There is thus a fundamental difference in how the ecstatic and legalistic modes evaluate emotions. Mr. Tyrrel and Mr. Stanley might agree with the statement made by an angel in another romance: “Love is divine, and it's the pattern in which we're supposed to live our lives” (Spangler 152). The divergence between them arises from the fact that humans tend to have difficulty in discerning the Great Pattern. Those who favour the ecstatic mode will, like Mr. Tyrrel, argue that it is best to be led by the impulses and emotions arising from love, since it is divine (or quasi-divine), and they therefore trust that these will be the truest guide to correct behaviour.

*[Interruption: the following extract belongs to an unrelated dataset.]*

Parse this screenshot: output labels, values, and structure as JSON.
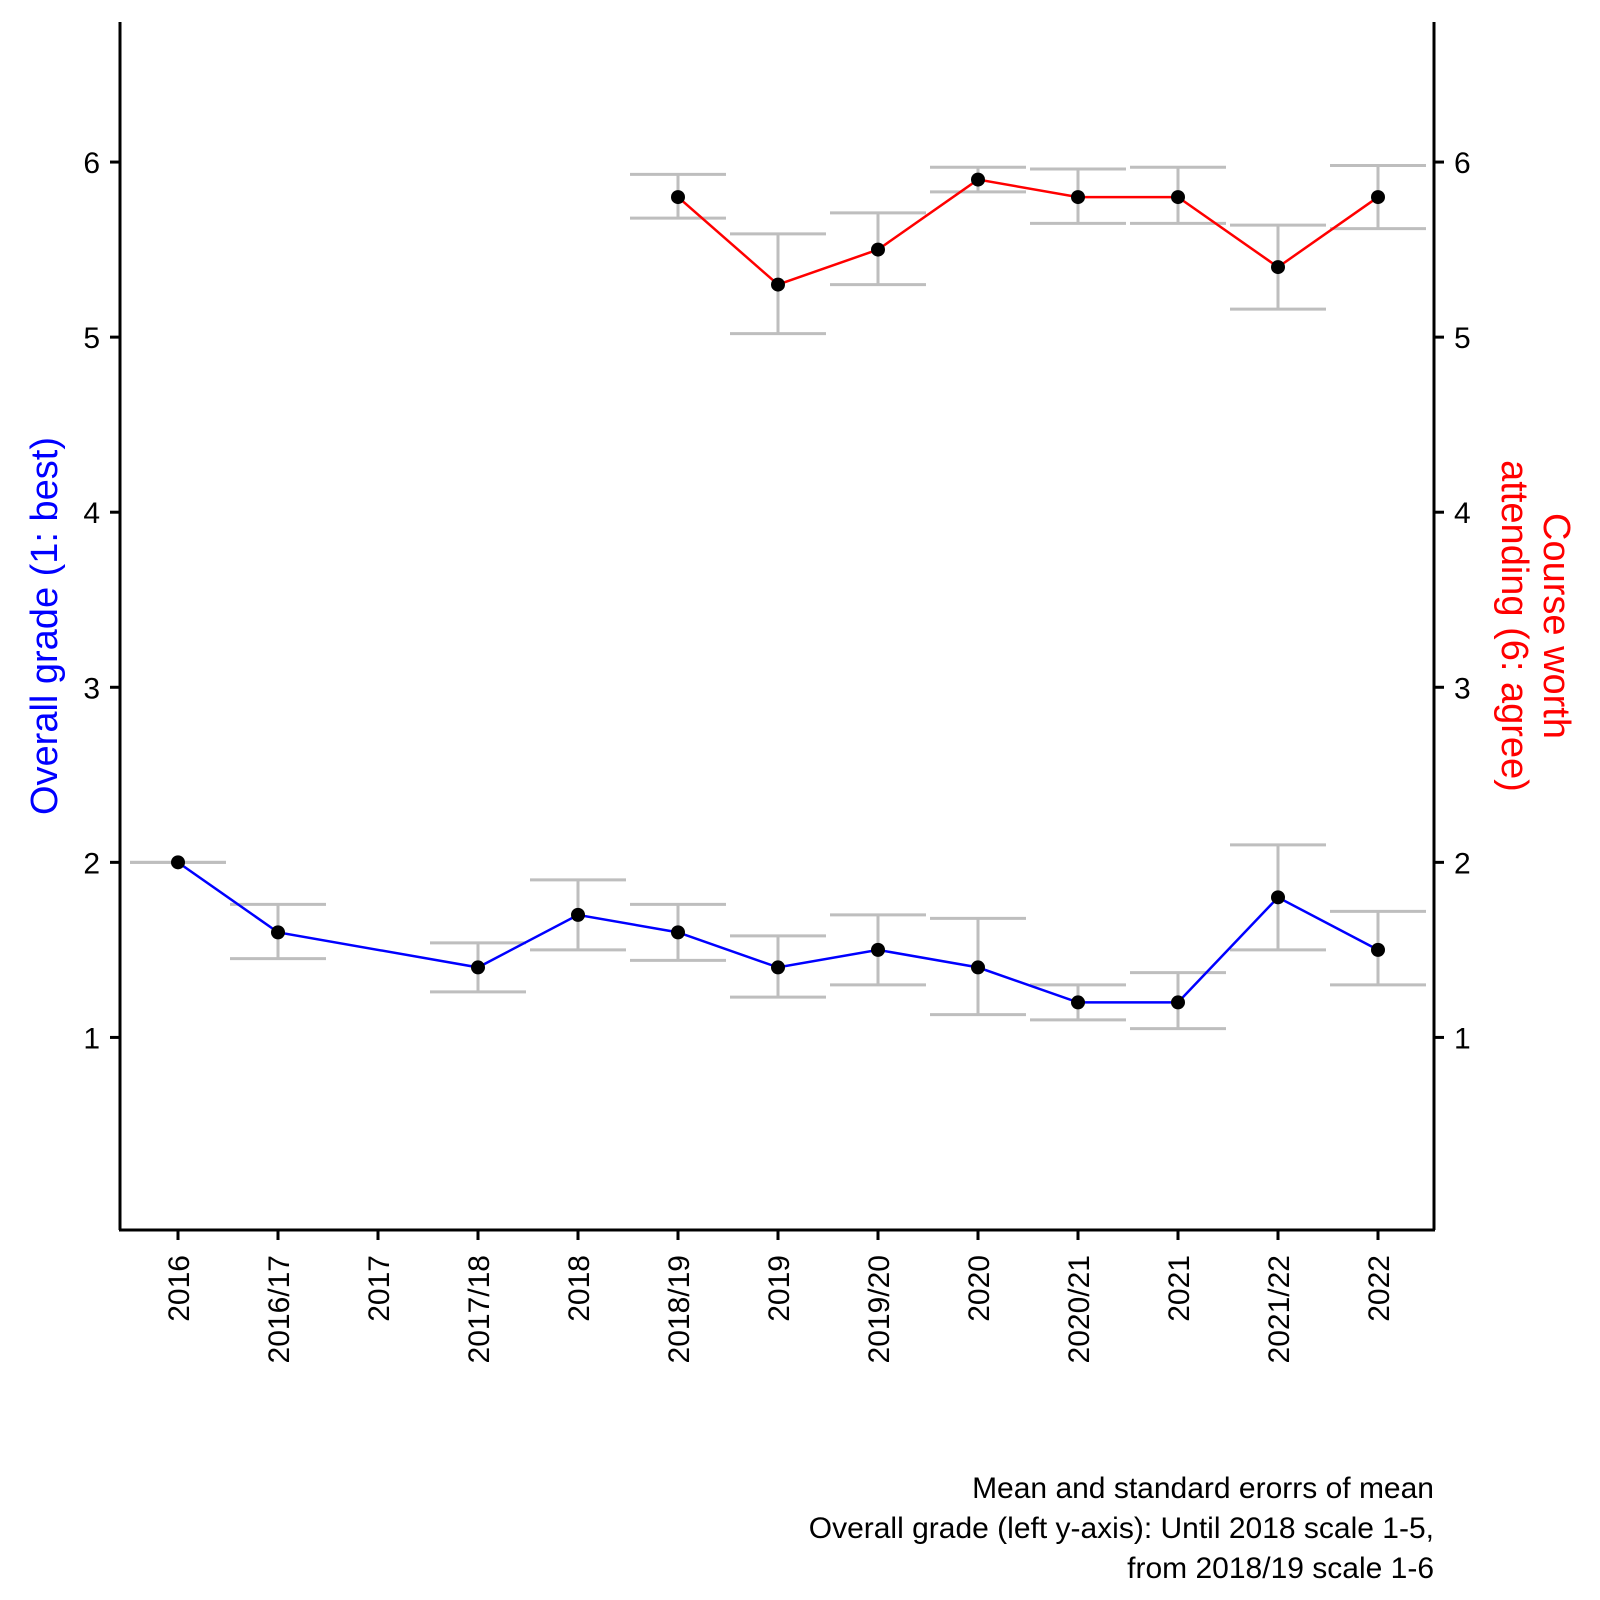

For example, in Jennifer Ashley’s paranormal romance Wild Things (2016), the first physical joining of the protagonists is described from the point of view of Mason, a shape-shifter, who experiences an
astonishing joy that flooded him erasing everything he’d previously understood and filling him with new knowledge.
Then he was just Mason, kissing and laughing with the beautiful Jasmine, touching her in the moonlight, the Goddess silently blessing them.

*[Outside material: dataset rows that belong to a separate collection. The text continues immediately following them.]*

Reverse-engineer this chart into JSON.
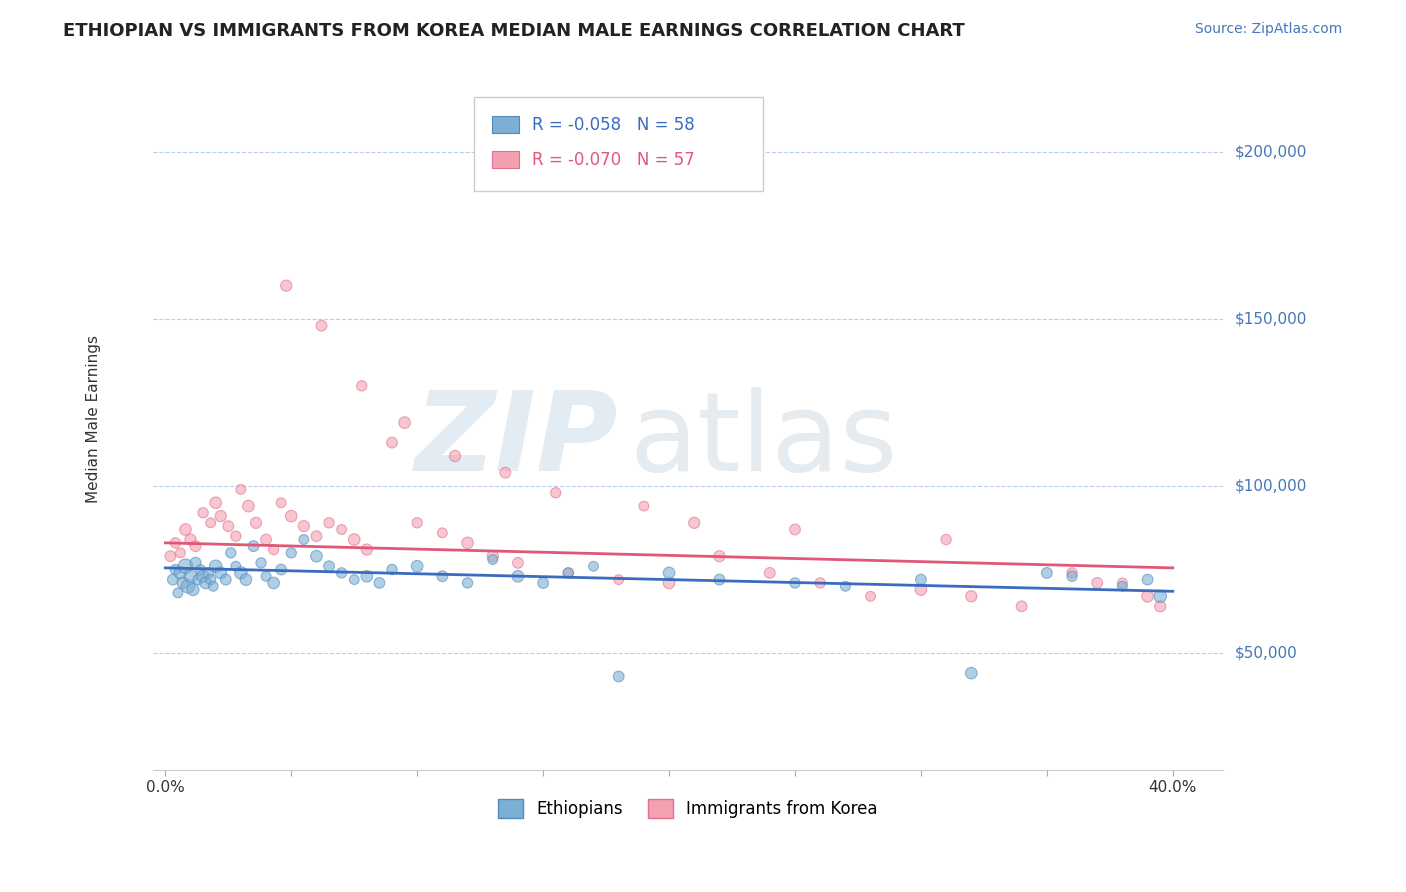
{
  "title": "ETHIOPIAN VS IMMIGRANTS FROM KOREA MEDIAN MALE EARNINGS CORRELATION CHART",
  "source_text": "Source: ZipAtlas.com",
  "ylabel": "Median Male Earnings",
  "xlim": [
    -0.005,
    0.42
  ],
  "ylim": [
    15000,
    225000
  ],
  "yticks": [
    50000,
    100000,
    150000,
    200000
  ],
  "ytick_labels": [
    "$50,000",
    "$100,000",
    "$150,000",
    "$200,000"
  ],
  "xticks": [
    0.0,
    0.05,
    0.1,
    0.15,
    0.2,
    0.25,
    0.3,
    0.35,
    0.4
  ],
  "xtick_labels": [
    "0.0%",
    "",
    "",
    "",
    "",
    "",
    "",
    "",
    "40.0%"
  ],
  "blue_color": "#7BAFD4",
  "pink_color": "#F4A0B0",
  "blue_edge_color": "#5588BB",
  "pink_edge_color": "#E07090",
  "blue_line_color": "#3A6BBF",
  "pink_line_color": "#E05878",
  "axis_label_color": "#4477BB",
  "R_blue": -0.058,
  "N_blue": 58,
  "R_pink": -0.07,
  "N_pink": 57,
  "watermark_zip": "ZIP",
  "watermark_atlas": "atlas",
  "legend_label_blue": "Ethiopians",
  "legend_label_pink": "Immigrants from Korea",
  "blue_scatter_x": [
    0.003,
    0.004,
    0.005,
    0.006,
    0.007,
    0.008,
    0.009,
    0.01,
    0.011,
    0.012,
    0.013,
    0.014,
    0.015,
    0.016,
    0.017,
    0.018,
    0.019,
    0.02,
    0.022,
    0.024,
    0.026,
    0.028,
    0.03,
    0.032,
    0.035,
    0.038,
    0.04,
    0.043,
    0.046,
    0.05,
    0.055,
    0.06,
    0.065,
    0.07,
    0.075,
    0.08,
    0.085,
    0.09,
    0.1,
    0.11,
    0.12,
    0.13,
    0.14,
    0.15,
    0.16,
    0.17,
    0.18,
    0.2,
    0.22,
    0.25,
    0.27,
    0.3,
    0.32,
    0.35,
    0.36,
    0.38,
    0.39,
    0.395
  ],
  "blue_scatter_y": [
    72000,
    75000,
    68000,
    74000,
    71000,
    76000,
    70000,
    73000,
    69000,
    77000,
    72000,
    75000,
    73000,
    71000,
    74000,
    72000,
    70000,
    76000,
    74000,
    72000,
    80000,
    76000,
    74000,
    72000,
    82000,
    77000,
    73000,
    71000,
    75000,
    80000,
    84000,
    79000,
    76000,
    74000,
    72000,
    73000,
    71000,
    75000,
    76000,
    73000,
    71000,
    78000,
    73000,
    71000,
    74000,
    76000,
    43000,
    74000,
    72000,
    71000,
    70000,
    72000,
    44000,
    74000,
    73000,
    70000,
    72000,
    67000
  ],
  "blue_scatter_sizes": [
    60,
    55,
    50,
    80,
    70,
    110,
    95,
    85,
    75,
    65,
    55,
    50,
    80,
    70,
    60,
    55,
    50,
    80,
    70,
    60,
    55,
    50,
    80,
    70,
    60,
    55,
    50,
    70,
    60,
    55,
    50,
    70,
    60,
    55,
    50,
    70,
    60,
    55,
    70,
    60,
    55,
    50,
    70,
    60,
    55,
    50,
    60,
    70,
    60,
    55,
    50,
    60,
    70,
    60,
    55,
    50,
    60,
    80
  ],
  "pink_scatter_x": [
    0.002,
    0.004,
    0.006,
    0.008,
    0.01,
    0.012,
    0.015,
    0.018,
    0.02,
    0.022,
    0.025,
    0.028,
    0.03,
    0.033,
    0.036,
    0.04,
    0.043,
    0.046,
    0.05,
    0.055,
    0.06,
    0.065,
    0.07,
    0.075,
    0.08,
    0.09,
    0.1,
    0.11,
    0.12,
    0.13,
    0.14,
    0.16,
    0.18,
    0.2,
    0.22,
    0.24,
    0.26,
    0.28,
    0.3,
    0.32,
    0.34,
    0.36,
    0.38,
    0.39,
    0.395,
    0.048,
    0.062,
    0.078,
    0.095,
    0.115,
    0.135,
    0.155,
    0.19,
    0.21,
    0.25,
    0.31,
    0.37
  ],
  "pink_scatter_y": [
    79000,
    83000,
    80000,
    87000,
    84000,
    82000,
    92000,
    89000,
    95000,
    91000,
    88000,
    85000,
    99000,
    94000,
    89000,
    84000,
    81000,
    95000,
    91000,
    88000,
    85000,
    89000,
    87000,
    84000,
    81000,
    113000,
    89000,
    86000,
    83000,
    79000,
    77000,
    74000,
    72000,
    71000,
    79000,
    74000,
    71000,
    67000,
    69000,
    67000,
    64000,
    74000,
    71000,
    67000,
    64000,
    160000,
    148000,
    130000,
    119000,
    109000,
    104000,
    98000,
    94000,
    89000,
    87000,
    84000,
    71000
  ],
  "pink_scatter_sizes": [
    60,
    55,
    50,
    70,
    65,
    60,
    55,
    50,
    70,
    65,
    60,
    55,
    50,
    70,
    65,
    60,
    55,
    50,
    70,
    65,
    60,
    55,
    50,
    70,
    65,
    60,
    55,
    50,
    70,
    65,
    60,
    55,
    50,
    70,
    65,
    60,
    55,
    50,
    70,
    65,
    60,
    55,
    50,
    70,
    65,
    65,
    60,
    55,
    70,
    65,
    60,
    55,
    50,
    65,
    60,
    55,
    60
  ],
  "blue_line_x0": 0.0,
  "blue_line_x1": 0.4,
  "blue_line_y0": 75500,
  "blue_line_y1": 68500,
  "pink_line_x0": 0.0,
  "pink_line_x1": 0.4,
  "pink_line_y0": 83000,
  "pink_line_y1": 75500
}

The moment of ecstatic union with the beloved, by virtue of its connection with the divine, permits Mason temporary access to a deeper spiritual knowledge.
Followers of the legalistic mode, however, will urge caution; human beings are not paranormal creatures such as Mason. For them, powerful emotions can be misleading: what gives “the greatest pleasure” to a lover may not ultimately make them happy. Tried and tested rules therefore exist as a necessary safeguard. Even in Ashley’s series, the ecstatic love bestowed by the Goddess is not an unalloyed blessing to all: it creates an almost tangible “mate bond” which can “form from nothing, [...] sink its claws in and not let go. At that point a Shifter had to follow the mate bond, no matter who he had to hurt to do it.” The legalistic mode warns that ecstatic experiences can hurt not just those who surround the lovers, but the lovers themselves, particularly in a context in which there is no certainty that an ecstatic experience is in truth sanctioned by the divine and a conduit to it.